Explain why you can’t afford the payment now, when you think you can make the payment and how much you can pay in the meantime. By reaching out in advance, lenders and borrowers can work together to find an appropriate solution for overdue payments and potentially avoid mortgage default.
3. Ask About Mortgage Forbearance
Depending on the financial hardship, you may qualify for mortgage forbearance, a program offered by lenders that temporarily reduces or pauses monthly payments as you work with them on a repayment plan.
4. Consider A Mortgage Loan Modification
A loan modification allows you to keep your current home loan but temporarily or permanently change its terms. The loan modification can reduce your monthly payments while folding your past-due payments back into the mortgage.
Compared to refinancing, loan modifications tend to have a more significant negative impact on your credit score. Folding your past-due payments into the loan may cause you to pay even more for your home due to the additional interest you’ll pay after the rate and term changes.
5. Sell Your Home Before You Default
While it may be difficult to consider, your best option may be to sell your home when you can no longer afford the payments. When you sell, you may get back any home equity you’ve built before it’s lost to foreclosure. Keep the time it takes to sell a home in mind and find out if you need your lender’s permission to put your home on the market.
You should also consider home selling costs, such as real estate agent commissions. If the proceeds from the sale can’t cover these expenses, you may end up even deeper in debt.
6. Sell Your Home Using A Short Sale
Consider a short sale if you can’t sell your home in a traditional home sale. With a short sale, you and your lender agree to sell the home for less than the amount owed on the mortgage.
The home sale proceeds go toward your loan balance. Depending on the terms of your agreement, your lender will forgive any remaining balance or require payback for the outstanding loan amount.
A short sale is still a better option than foreclosure because it will do less damage to your credit score.
7. Offer Your Lender A Deed In Lieu Of Foreclosure
With a deed in lieu of foreclosure, you voluntarily transfer the deed of your home to your lender to avoid foreclosure. If you want to help accelerate your path to homeownership, a deed in lieu of foreclosure can allow you to apply for a new conventional loan in 4 years.
For government-backed loans, you can expect to wait 3 years to reapply for a U.S. Department of Agriculture (USDA) loan. The waiting period for a Federal Housing Administration (FHA) and Department of Veterans Affairs (VA) loan is 2 years.
Following a foreclosure, you’ll likely wait 7 years before you can apply for another mortgage since the foreclosure will stay on your credit report during those 7 years.

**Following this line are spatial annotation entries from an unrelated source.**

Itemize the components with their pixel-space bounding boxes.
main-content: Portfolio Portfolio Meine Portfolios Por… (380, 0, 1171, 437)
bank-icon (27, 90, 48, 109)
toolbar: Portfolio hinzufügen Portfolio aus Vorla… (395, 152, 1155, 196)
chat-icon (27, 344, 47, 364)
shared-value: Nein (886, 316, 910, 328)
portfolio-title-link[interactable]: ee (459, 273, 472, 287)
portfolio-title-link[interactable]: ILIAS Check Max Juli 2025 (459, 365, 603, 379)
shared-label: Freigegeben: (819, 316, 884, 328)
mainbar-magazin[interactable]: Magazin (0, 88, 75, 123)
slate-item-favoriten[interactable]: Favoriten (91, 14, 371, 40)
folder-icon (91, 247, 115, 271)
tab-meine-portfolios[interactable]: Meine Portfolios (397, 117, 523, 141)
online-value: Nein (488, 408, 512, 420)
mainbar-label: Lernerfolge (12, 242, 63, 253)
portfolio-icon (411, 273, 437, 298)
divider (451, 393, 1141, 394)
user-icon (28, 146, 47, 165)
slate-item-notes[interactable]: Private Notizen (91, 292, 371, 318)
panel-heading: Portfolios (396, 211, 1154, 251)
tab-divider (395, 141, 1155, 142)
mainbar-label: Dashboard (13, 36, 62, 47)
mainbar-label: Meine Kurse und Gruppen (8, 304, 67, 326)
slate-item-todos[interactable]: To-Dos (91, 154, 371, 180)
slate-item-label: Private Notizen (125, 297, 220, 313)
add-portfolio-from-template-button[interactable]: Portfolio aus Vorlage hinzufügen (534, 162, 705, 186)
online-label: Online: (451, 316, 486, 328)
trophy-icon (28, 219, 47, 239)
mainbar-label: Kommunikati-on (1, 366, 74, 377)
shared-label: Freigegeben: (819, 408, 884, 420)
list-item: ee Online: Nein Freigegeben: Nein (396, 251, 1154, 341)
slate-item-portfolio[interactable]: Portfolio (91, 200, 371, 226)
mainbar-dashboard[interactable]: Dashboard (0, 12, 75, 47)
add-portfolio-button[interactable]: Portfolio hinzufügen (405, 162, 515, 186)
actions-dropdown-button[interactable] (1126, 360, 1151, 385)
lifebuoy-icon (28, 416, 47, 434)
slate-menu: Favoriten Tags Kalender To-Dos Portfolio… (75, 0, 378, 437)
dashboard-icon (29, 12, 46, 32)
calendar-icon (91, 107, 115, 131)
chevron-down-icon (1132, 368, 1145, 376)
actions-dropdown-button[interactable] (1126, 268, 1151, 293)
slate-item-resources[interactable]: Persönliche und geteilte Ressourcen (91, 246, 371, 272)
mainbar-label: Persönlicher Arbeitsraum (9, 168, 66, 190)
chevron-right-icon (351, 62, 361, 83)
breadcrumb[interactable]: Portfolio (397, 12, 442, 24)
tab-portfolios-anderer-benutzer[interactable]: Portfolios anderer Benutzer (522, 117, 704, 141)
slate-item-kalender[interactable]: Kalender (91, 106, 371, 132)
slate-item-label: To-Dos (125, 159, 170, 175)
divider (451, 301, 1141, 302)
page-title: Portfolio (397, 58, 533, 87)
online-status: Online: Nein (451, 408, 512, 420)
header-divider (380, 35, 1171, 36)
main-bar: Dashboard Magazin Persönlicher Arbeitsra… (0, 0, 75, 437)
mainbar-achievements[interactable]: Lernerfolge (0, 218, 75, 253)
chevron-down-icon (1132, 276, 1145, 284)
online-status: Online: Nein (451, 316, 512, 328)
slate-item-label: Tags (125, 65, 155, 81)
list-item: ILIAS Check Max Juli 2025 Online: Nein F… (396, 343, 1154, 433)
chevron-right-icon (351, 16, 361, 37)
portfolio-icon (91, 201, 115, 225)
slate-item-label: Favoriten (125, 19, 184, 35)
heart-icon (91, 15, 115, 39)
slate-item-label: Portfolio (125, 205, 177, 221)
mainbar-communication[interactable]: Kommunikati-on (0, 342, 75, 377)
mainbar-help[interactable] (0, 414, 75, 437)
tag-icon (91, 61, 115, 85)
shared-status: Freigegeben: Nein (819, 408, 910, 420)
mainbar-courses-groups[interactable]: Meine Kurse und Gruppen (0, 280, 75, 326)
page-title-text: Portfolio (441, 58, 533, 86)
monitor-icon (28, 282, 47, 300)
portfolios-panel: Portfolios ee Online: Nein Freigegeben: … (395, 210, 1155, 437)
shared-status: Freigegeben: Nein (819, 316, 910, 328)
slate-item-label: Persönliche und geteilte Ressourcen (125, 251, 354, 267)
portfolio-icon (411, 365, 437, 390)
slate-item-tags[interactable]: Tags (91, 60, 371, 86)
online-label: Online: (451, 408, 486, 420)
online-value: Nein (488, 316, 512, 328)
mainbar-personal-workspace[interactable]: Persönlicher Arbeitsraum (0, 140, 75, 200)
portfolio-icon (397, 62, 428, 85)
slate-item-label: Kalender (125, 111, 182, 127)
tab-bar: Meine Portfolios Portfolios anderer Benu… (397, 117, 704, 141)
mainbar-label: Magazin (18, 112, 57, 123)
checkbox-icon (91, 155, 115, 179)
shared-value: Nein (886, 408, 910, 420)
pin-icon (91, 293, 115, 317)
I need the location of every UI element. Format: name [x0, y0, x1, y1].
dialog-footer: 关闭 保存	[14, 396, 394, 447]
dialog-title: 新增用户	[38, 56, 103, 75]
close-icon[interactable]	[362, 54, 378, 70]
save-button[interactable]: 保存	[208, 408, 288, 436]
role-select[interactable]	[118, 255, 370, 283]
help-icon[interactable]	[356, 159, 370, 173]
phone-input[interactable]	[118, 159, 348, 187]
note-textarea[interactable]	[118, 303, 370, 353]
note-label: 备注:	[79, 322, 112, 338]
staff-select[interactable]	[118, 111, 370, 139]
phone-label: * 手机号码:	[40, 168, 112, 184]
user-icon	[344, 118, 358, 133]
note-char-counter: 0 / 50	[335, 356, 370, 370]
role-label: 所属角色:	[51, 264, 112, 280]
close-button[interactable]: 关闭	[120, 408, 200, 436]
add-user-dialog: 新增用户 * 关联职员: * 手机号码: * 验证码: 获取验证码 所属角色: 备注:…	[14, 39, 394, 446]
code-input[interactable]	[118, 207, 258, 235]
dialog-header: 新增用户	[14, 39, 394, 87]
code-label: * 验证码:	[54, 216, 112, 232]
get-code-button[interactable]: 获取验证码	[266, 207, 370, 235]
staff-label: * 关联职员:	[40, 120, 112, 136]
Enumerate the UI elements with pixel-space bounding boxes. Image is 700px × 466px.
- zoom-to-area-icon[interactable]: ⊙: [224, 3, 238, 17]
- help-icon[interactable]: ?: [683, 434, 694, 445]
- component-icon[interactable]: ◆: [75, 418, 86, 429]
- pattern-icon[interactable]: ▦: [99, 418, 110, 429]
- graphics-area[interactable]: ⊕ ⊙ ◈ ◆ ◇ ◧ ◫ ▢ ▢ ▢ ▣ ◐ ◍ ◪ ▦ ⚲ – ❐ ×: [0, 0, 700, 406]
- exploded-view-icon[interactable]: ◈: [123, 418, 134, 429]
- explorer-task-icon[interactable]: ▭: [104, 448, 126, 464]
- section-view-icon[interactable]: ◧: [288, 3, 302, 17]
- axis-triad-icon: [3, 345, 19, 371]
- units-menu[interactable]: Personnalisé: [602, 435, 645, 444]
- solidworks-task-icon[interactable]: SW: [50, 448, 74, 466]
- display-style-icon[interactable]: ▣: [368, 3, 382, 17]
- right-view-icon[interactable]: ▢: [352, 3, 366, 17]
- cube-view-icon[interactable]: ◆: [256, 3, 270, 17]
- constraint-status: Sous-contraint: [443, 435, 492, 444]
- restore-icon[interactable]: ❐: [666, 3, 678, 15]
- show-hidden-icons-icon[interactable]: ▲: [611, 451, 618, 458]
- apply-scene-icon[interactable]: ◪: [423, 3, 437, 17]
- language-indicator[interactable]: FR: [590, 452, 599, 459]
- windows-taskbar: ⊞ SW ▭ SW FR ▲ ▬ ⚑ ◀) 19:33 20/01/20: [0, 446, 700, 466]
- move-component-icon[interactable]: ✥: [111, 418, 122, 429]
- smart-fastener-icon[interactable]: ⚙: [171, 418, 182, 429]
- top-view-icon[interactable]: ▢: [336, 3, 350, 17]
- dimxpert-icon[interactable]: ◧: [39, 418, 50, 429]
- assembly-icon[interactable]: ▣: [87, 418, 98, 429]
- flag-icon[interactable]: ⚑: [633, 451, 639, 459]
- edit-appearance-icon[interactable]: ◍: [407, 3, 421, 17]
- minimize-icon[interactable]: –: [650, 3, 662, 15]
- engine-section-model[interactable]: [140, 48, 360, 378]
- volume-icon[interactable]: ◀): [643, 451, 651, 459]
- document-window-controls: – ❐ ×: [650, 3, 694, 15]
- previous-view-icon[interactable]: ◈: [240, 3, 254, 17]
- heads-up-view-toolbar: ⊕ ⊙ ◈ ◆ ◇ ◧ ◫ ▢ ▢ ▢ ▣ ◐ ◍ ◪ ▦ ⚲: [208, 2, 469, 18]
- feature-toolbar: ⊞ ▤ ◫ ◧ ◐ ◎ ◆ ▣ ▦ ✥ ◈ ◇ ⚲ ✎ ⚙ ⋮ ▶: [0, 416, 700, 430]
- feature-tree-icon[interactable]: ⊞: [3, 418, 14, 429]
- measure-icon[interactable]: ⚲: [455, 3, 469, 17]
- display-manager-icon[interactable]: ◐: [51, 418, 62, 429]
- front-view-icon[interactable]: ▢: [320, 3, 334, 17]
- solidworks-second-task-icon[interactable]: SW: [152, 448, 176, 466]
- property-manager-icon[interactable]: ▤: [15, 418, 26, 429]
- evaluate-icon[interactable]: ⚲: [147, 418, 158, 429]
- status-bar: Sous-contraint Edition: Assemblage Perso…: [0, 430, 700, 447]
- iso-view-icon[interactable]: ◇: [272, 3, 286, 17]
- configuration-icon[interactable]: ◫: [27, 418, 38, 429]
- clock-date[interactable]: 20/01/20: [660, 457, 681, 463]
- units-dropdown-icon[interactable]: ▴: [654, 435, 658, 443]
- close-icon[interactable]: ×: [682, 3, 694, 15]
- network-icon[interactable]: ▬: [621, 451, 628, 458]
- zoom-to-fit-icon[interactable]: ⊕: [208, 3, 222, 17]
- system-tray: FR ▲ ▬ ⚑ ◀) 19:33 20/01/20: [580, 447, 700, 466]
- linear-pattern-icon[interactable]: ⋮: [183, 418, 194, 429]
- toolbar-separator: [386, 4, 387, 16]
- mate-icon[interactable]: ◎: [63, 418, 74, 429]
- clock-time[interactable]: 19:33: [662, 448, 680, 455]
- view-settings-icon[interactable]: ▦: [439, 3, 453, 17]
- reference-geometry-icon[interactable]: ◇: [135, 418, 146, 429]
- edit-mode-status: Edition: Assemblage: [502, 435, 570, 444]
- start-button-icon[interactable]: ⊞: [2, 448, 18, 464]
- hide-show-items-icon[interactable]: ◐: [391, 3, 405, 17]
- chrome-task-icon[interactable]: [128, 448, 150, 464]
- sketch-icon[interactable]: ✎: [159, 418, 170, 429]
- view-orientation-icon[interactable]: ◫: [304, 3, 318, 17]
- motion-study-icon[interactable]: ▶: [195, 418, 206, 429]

8. Ask About Homeowner Assistance Programs
The Department of Housing and Urban Development (HUD) has counselors who can help you evaluate your financial situation and find a solution to help prevent default.
Various state and federal programs assist borrowers in danger of defaulting. A HUD counselor can explain your options, help you select a program and speak to your lender on your behalf.
The Bottom Line
Whether your monthly mortgage payment is late or you’re facing financial difficulties that are preventing you from paying your mortgage, you can still take steps to avoid foreclosure. Contact your lender when you realize you may be in danger of missing a payment so they can help you find a solution before the potential risk of default.